Há de se considerar ainda, que apesar dos esforços governamentais em garantir o acesso à matrícula a todos os que estiverem em condição de frequentá-la, isto não torna garantida a universalização do ensino fundamental, já que persisitem as altas taxas de repetência e de evasão escolar. Isto significa que nem todas as crianças completam a educação básica, não adquirindo, portanto, uma escolarização que lhes permita acesso ao mundo do trabalho.
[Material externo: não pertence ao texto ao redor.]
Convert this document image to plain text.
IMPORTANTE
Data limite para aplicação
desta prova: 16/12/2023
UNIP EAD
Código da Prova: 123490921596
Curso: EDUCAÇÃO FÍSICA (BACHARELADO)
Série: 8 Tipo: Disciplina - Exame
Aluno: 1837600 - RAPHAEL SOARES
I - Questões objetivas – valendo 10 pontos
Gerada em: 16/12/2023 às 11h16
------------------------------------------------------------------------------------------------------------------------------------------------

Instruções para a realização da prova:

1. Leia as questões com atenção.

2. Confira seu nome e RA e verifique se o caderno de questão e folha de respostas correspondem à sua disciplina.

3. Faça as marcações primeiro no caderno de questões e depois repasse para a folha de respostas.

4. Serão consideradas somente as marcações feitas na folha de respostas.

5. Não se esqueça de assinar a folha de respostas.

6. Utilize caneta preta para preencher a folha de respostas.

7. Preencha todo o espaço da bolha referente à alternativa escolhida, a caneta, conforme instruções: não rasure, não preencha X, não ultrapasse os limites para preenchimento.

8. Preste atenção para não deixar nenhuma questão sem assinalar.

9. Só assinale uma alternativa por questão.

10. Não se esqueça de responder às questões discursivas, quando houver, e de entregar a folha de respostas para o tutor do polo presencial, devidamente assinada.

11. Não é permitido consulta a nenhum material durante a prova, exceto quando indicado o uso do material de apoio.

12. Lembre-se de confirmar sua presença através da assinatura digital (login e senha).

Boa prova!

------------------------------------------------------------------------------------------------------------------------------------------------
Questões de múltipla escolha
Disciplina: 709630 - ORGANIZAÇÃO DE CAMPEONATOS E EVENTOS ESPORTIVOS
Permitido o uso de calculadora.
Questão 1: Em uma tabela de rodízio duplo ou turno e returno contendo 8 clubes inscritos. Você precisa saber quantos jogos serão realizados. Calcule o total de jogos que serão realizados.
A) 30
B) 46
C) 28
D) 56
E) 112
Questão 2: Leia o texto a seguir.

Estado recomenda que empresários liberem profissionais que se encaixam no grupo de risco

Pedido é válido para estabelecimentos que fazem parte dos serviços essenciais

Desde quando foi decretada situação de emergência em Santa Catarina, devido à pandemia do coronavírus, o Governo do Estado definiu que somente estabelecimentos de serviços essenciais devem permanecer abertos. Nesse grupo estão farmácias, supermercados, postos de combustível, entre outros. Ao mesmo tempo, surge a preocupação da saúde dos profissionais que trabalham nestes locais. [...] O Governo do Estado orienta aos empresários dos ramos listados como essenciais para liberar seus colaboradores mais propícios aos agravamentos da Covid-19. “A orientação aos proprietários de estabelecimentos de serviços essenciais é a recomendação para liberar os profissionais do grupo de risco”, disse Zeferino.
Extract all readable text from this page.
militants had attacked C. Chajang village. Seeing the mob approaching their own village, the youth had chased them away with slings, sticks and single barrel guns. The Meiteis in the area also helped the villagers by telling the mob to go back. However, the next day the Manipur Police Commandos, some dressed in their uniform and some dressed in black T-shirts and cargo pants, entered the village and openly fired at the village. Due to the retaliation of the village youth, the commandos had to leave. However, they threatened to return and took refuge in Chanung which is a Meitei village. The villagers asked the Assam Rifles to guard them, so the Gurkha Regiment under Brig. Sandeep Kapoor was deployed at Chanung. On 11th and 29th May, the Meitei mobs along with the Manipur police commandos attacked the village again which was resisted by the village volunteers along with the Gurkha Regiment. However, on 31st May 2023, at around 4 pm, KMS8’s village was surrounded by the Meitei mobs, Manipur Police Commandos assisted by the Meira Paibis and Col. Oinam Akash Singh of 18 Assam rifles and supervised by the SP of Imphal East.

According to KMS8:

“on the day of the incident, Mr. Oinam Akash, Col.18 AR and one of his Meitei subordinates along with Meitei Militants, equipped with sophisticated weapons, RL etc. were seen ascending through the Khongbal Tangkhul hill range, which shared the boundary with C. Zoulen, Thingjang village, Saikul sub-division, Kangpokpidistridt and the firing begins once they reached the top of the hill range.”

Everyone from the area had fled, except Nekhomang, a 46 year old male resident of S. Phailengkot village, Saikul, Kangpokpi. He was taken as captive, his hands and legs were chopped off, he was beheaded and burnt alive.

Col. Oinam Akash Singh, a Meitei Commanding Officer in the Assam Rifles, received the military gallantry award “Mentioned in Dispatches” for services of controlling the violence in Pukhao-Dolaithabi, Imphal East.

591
Apostar na educação inclusiva é acreditar que seremos capazes de contribuir para uma transformação social, que trate efetivamente a todos dentro dos princípios de igualdade, da solidariedade e da convivência respeitosa ente os indivíduos. Acreditar no processo de inclusão é viabilizar a possibilidade de se buscar alternativas de permanência do aluno na escola, respeitando seu rítmo de apredizagem e elevando sua autoestima. É banir em definitivo o hábito de excluir, que tanto tem empobrecido a sociedade brasileira. É reconhecer que somos diferentes, mas que devemos ter as mesmas oportunidades de acesso a uma vida melhor. É permitir que cada indivíduo possa entender como se dão as relações de poder na sociedade e possam exercer seu papel de cidadão, enquanto contribuintes, na construção de uma nação solidária. Nossas crianças agradecem!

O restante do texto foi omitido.